To be fair to Root, it is not as if any P&C insurtech has figured out how to compete structurally with incumbents like Progressive. The incumbents have more data, better analytics, stronger balance sheets, and massive distribution advantages. It is not their fault that insurtechs confused risk-based businesses with cute UX wrappers. Disruption prospects are even less likely in life insurance because the product requires motivation from most consumers, which is hard to generate remotely.
Emerging success stories in life insurance also seem to be tackling marginally profitable, underserved segments rather than grabbing desirable customers from incumbents. A meaningful minority of low-intent consumers might be willing to buy online. They were just afraid the process advertised on TV or through referrals would be annoying, opaque, salesy, medically invasive, and delayed. Then Ethos came along.

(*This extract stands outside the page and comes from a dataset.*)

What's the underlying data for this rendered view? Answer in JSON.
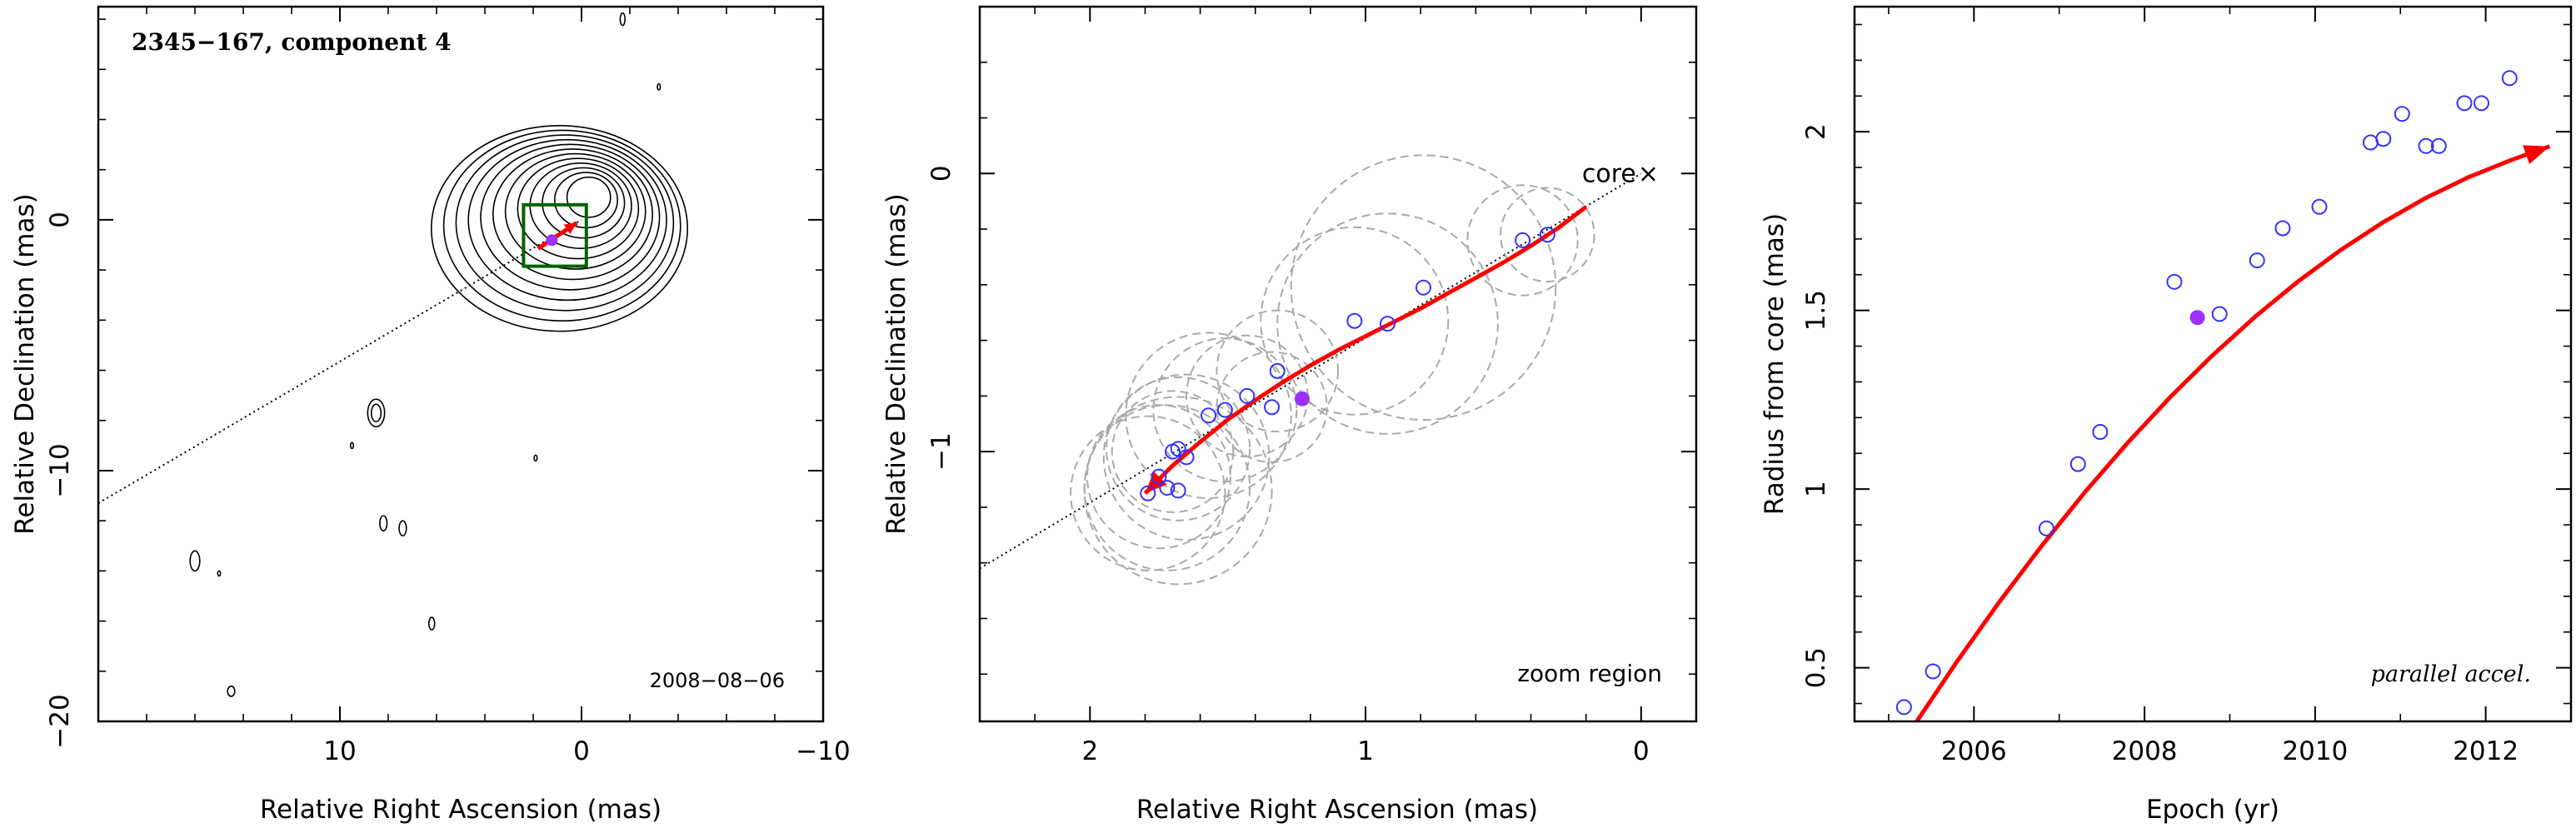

Multiple attempts by other insurtechs and incumbents to create direct channels in life insurance have either failed or struggled because none have brought together Ethos’ multi-carrier, multi-channel, underwriting-driven distribution platform. Only Ethos combined consumer activation, underwriting, carrier routing, issuance, admin, and ad optimization tightly enough to convert low-intent demand profitably at scale.
For now, life incumbents do not seem to care, since term life is roughly one-fifth of the overall pie. The dynamic is similar to P&C incumbents ignoring Lemonade’s focus on renters and pet insurance. But as Ethos continues to add products and carriers and learns new ways to convert low-intent consumers, the risk exists. Will it follow the path of SoFi, Chime, Root, and Lemonade, or will we finally have a disruptor incumbents actually need to worry about before the end of the century?